SUMARIO: Una reivindicación de la actividad política ante los desafíos a los que se enfrenta la sociedad española
Pero ello no es correcto. No es posible “pasar” de la política, por mucho que los acontecimientos, los comportamientos o las formas de actuar de muchos políticos de ambos sexos, nos induzcan nauseas. Todo es política. ¿O es que los que dicen eso de que no quieren saber nada de ella, no les preocupan los impuestos que pagan, sus futuras pensiones, el rendimiento de sus ahorros, el estado de las carreteras, la educación de sus hijos, la asistencia sanitaria, la seguridad en las calles, la carencia de empleo, los precarios salarios, la escasez de viviendas asequibles y tantas y tantas otras cosas?

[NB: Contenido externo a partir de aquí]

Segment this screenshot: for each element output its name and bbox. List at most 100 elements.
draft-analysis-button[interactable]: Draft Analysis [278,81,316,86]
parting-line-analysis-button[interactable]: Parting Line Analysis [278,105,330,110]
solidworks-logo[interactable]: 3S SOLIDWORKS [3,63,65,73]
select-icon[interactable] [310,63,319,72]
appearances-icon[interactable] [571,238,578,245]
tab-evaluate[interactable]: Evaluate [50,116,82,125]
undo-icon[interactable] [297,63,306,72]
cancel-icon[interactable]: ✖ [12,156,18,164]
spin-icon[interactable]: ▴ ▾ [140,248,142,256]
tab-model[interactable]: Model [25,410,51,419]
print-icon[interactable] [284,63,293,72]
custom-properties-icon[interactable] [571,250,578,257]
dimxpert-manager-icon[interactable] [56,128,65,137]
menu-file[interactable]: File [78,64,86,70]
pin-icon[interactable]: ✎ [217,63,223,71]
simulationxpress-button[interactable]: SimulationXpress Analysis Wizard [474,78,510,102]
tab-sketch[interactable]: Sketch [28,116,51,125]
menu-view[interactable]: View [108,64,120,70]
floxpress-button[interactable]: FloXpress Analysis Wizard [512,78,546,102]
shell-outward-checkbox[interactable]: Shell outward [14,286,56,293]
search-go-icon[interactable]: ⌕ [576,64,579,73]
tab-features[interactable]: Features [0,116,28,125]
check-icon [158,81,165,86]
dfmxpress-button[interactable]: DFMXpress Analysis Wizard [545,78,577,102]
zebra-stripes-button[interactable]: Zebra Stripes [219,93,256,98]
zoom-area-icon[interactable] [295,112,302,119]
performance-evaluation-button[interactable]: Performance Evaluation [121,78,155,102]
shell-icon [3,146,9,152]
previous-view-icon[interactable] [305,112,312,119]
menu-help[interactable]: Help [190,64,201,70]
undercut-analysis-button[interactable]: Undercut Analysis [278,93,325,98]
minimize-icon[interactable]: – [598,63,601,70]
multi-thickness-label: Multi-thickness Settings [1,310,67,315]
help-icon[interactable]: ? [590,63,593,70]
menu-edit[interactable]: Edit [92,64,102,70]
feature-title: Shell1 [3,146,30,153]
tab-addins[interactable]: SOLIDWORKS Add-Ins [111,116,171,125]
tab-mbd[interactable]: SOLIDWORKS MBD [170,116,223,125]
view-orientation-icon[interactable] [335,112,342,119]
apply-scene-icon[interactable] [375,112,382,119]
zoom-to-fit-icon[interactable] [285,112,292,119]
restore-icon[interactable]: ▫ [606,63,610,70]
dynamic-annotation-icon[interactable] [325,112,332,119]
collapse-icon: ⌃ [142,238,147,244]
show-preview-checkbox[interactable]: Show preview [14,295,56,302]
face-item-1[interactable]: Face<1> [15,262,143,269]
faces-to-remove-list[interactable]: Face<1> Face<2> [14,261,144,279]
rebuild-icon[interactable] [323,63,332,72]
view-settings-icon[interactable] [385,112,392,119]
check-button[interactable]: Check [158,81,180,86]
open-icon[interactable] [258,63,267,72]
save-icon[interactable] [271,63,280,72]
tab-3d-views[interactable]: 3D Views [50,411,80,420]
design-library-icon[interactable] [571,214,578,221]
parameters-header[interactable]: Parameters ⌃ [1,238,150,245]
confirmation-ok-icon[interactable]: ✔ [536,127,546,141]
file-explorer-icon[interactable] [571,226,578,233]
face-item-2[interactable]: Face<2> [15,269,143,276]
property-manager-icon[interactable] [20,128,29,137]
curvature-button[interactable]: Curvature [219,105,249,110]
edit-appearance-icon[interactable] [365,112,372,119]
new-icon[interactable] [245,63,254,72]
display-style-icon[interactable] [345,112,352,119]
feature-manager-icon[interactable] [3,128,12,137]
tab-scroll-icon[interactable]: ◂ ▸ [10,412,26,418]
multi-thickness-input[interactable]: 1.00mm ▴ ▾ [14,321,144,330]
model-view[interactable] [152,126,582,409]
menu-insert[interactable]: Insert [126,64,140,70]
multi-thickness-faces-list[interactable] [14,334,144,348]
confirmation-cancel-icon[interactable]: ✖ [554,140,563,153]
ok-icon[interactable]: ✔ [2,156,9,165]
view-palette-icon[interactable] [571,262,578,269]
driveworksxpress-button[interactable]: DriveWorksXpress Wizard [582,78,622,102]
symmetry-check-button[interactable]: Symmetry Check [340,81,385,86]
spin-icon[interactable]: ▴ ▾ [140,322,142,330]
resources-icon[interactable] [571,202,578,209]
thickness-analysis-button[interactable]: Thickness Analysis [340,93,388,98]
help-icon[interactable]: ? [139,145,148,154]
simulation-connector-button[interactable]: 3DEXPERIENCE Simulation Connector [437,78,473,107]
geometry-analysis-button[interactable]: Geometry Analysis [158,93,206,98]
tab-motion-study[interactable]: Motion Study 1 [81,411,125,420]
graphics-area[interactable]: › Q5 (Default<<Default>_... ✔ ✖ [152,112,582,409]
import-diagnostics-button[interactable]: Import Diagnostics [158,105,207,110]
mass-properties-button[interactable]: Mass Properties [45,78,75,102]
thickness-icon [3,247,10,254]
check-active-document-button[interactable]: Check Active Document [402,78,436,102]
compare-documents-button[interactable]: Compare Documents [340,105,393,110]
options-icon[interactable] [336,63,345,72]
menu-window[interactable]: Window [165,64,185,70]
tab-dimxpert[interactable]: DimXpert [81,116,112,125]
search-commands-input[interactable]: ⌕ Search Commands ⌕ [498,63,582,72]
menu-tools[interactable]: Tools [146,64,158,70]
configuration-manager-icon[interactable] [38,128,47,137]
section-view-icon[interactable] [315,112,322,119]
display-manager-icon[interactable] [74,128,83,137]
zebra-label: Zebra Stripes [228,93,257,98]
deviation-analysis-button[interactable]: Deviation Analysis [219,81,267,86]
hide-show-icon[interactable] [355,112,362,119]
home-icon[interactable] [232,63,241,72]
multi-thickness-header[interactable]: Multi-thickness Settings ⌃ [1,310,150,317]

En España, y dejando a un lado en este tiempo concreto que nos toca vivir el pandemonium de la situación de Cataluña, falta una mentalidad, un impulso ciudadano de participación y compromiso a todos los niveles. Y no solo en la cosa pública, sino en el conjunto de la sociedad: en lo político, en lo cultural, en lo sindical o empresarial, en lo educativo e, incluso, en las entidades tanto civiles como religiosas de asistencia a los necesitados, que son las que complementan la labor del Estado. En definitiva, existe una resistencia a crear y mantener un tejido social y participativo que articule una sociedad civil, capaz no solo de servir de estímulo y apoyo a los diferentes gobiernos, sean del color que sean, sino también de freno y exigencia a los mismos, ya sean locales, autonómicos o central.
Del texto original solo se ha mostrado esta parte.